Stringo il bordo della poltroncina, la giacca copre i muscoli tesi delle braccia lasciando scoperti quelli degli addominali contratti. Alcune cicatrici più chiare risaltano sotto la luce fredda dei led, risaltando ogni mia imperfezione.

«Elias, sei pronto?» la voce di Alejandro mi fa sobbalzare. Annuisco e lo seguo nella sala shooting adibita da Ginevra. Lei ha sostituito il suo compagno insieme a un nuovo fotografo che ho avuto l'onore di conoscere. Sua signoria Le Blanchett, un uomo che di anni ne mostra più di quelli che ha, a suo dire imbruttito dal tempo trascorso nelle camere oscurate. Ha un talento sopraffino, puntiglioso certo, ma pur sempre impeccabile. Un degno sostituto di Mike, martoriato da sua cugina.

L'ho visto di sfuggita durante i nostri pasti, sempre di fretta, l'aspetto mal curato e la voce della cugina a rimbombargli nelle orecchie. Lo chiamava sempre, per ogni incombenza come se avessero invertito i ruoli.
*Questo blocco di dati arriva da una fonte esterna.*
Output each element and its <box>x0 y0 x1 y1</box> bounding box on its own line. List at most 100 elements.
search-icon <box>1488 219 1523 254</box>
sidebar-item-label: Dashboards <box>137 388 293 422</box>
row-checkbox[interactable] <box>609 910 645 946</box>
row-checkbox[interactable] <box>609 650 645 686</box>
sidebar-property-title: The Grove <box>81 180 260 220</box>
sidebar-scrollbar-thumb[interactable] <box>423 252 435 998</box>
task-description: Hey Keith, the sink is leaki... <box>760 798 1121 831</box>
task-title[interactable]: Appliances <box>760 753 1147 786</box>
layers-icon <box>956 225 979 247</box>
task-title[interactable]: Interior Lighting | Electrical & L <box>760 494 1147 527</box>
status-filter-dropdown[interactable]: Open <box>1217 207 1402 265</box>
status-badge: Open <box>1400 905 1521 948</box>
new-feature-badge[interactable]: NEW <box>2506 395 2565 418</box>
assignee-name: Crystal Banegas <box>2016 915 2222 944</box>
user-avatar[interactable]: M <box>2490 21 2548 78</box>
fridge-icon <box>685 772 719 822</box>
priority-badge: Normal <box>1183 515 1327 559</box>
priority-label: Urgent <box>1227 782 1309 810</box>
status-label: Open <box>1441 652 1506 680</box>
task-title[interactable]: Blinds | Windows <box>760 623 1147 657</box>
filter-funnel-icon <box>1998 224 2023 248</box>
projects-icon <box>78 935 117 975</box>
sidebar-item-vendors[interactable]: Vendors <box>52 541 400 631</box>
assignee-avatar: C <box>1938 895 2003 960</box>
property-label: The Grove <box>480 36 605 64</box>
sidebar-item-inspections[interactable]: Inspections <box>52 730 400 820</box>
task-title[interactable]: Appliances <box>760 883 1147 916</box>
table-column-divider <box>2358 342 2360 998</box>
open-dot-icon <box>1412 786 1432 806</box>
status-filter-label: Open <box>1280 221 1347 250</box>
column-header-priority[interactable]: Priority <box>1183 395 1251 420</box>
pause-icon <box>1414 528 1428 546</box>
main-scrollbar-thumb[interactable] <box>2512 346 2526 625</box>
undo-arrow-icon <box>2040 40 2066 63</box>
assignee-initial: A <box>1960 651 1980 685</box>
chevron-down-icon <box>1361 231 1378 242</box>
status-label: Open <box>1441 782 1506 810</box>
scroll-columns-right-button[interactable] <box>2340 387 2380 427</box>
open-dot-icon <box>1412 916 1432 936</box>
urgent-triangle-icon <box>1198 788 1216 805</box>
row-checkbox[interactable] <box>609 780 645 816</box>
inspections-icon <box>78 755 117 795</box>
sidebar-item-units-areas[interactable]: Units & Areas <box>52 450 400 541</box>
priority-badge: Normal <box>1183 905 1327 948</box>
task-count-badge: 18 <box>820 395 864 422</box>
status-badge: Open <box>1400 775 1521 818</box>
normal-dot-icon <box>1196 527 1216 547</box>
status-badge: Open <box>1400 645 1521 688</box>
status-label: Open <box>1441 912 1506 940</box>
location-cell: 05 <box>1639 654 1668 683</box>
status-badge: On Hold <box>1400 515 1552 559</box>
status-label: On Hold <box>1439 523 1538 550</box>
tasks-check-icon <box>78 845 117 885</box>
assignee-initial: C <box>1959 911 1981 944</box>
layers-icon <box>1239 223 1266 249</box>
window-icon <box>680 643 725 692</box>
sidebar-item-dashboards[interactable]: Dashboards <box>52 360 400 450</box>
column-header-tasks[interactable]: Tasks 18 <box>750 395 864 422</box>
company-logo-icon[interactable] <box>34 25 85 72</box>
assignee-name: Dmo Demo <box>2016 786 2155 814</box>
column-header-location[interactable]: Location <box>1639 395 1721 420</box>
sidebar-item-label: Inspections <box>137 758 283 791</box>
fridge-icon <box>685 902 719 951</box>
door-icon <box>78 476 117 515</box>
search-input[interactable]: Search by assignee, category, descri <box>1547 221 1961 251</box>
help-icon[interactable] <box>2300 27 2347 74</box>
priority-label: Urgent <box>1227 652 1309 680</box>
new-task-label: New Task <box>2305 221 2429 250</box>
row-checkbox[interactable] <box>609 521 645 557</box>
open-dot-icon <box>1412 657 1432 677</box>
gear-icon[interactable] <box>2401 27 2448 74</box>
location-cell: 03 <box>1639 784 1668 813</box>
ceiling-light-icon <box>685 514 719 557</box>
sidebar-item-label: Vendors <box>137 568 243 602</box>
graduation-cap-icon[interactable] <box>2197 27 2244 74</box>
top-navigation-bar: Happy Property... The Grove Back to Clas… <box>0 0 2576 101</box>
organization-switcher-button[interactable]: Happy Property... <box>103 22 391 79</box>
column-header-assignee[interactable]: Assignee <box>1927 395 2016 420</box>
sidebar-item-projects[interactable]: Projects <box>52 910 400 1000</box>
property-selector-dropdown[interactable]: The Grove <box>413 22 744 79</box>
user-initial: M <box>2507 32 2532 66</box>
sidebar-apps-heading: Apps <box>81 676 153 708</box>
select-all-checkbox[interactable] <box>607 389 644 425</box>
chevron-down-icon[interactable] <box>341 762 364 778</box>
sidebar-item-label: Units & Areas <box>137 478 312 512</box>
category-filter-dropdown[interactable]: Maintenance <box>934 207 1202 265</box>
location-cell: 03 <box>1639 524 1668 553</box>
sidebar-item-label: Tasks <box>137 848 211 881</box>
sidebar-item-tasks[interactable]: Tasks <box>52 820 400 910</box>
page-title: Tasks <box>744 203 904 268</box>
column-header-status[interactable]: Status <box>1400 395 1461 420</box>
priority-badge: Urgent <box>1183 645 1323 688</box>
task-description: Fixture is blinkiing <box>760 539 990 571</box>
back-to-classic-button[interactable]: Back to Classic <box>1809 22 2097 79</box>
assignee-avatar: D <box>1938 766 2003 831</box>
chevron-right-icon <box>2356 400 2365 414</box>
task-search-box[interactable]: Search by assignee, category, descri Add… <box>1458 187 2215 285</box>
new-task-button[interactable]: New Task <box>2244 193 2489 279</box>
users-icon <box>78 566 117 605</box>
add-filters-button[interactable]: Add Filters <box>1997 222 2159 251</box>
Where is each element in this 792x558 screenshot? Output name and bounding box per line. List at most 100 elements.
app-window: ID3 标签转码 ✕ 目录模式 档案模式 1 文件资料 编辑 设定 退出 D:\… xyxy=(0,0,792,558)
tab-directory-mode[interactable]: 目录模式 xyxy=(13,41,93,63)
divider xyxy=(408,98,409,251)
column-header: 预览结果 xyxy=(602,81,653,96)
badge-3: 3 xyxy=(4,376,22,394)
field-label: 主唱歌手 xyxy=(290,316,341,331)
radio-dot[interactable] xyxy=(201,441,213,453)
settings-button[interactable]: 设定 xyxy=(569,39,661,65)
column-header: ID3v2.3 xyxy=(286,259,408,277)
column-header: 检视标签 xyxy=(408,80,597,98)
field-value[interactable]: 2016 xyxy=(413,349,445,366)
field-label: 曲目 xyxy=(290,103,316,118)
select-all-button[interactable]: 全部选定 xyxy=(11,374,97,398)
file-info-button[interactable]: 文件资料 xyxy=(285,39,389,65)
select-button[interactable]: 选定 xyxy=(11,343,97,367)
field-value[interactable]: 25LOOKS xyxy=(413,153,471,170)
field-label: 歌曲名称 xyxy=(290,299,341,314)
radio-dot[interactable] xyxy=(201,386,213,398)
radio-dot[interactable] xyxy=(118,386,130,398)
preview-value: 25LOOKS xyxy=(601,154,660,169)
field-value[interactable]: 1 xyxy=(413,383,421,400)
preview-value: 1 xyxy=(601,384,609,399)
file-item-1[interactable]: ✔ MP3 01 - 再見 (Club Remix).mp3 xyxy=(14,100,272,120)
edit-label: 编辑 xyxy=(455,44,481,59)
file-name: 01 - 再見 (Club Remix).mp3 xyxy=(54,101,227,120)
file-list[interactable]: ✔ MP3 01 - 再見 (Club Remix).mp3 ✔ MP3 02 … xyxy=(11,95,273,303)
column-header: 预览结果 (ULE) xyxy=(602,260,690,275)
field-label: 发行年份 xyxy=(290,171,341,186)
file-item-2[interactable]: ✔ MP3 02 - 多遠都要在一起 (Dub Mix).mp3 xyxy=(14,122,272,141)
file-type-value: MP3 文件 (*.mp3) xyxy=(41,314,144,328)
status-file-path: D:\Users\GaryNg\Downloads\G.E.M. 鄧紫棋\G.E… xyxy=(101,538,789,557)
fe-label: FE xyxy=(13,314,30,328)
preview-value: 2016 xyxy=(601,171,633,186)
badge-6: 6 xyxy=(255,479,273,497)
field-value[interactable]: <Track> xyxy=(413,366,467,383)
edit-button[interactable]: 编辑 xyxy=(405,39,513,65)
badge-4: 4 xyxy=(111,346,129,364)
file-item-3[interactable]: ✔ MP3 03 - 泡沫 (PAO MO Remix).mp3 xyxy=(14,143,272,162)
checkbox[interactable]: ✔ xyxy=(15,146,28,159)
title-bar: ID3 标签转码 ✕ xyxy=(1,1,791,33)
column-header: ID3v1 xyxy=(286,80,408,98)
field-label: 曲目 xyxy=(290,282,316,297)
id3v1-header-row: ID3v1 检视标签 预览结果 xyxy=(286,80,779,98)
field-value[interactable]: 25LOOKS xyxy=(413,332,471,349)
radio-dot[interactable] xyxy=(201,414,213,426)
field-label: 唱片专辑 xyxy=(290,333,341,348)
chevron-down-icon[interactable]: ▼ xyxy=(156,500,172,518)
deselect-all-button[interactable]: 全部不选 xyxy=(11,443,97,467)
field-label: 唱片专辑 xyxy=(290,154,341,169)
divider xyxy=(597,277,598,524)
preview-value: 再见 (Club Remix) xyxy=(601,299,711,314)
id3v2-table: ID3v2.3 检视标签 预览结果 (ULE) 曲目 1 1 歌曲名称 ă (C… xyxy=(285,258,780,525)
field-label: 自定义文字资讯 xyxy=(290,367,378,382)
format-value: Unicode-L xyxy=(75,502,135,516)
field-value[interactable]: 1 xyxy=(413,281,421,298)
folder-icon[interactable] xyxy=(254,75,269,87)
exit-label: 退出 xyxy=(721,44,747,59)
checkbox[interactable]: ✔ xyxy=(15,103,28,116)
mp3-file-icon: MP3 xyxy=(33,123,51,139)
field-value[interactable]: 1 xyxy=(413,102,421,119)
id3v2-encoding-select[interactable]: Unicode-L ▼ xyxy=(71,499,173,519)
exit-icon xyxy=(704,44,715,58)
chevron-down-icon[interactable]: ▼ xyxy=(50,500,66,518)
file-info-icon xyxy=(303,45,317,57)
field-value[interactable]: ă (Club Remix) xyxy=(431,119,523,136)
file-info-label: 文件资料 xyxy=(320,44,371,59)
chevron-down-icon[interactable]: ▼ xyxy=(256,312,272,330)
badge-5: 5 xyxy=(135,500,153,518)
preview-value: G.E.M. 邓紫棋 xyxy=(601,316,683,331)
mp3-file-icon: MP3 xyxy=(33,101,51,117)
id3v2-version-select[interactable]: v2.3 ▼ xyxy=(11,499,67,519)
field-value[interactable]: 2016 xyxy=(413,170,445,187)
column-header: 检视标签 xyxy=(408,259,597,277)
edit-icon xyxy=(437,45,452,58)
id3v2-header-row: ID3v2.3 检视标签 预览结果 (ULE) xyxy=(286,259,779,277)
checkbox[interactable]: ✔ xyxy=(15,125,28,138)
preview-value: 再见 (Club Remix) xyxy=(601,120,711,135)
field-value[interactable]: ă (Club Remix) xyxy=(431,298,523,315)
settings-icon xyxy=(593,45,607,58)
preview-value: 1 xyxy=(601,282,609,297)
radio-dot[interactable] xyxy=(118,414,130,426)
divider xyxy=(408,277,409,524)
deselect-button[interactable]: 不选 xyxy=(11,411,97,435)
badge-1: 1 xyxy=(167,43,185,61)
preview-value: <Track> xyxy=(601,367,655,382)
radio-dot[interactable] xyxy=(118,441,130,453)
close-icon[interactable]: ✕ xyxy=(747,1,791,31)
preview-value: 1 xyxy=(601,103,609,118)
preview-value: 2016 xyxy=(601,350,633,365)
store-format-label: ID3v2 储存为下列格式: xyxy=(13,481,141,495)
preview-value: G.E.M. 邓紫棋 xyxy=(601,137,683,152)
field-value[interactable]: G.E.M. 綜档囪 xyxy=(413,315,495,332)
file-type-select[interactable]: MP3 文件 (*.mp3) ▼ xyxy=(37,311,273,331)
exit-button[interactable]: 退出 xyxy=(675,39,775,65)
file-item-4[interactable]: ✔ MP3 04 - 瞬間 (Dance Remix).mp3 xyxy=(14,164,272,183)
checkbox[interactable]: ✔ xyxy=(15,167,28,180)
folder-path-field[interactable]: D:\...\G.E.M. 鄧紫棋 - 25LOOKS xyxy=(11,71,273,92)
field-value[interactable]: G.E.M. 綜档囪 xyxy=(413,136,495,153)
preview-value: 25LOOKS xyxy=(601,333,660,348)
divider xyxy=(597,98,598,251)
Non era Mike il segretario e neanche il fotografo di punta, ma si è plasmato il Michael Blackstorm, una seconda figura manageriale.

«I principi si fanno attendere?- la voce del signor Le Blanchett rompe la quiete dello studio. -Perché vorrei ricordare loro che la bellezza è effimera, sboccia lenta, ma sfiorisce rapida» con una mano mi fa cenno di sedermi su quell'unica sedia di pelle presente sul centro dei teli bianchi. Mi indica le pose e come un burattino le imito. Del resto cosa potevo fare? È già tanto che io non sia stato licenziato da Alejandro.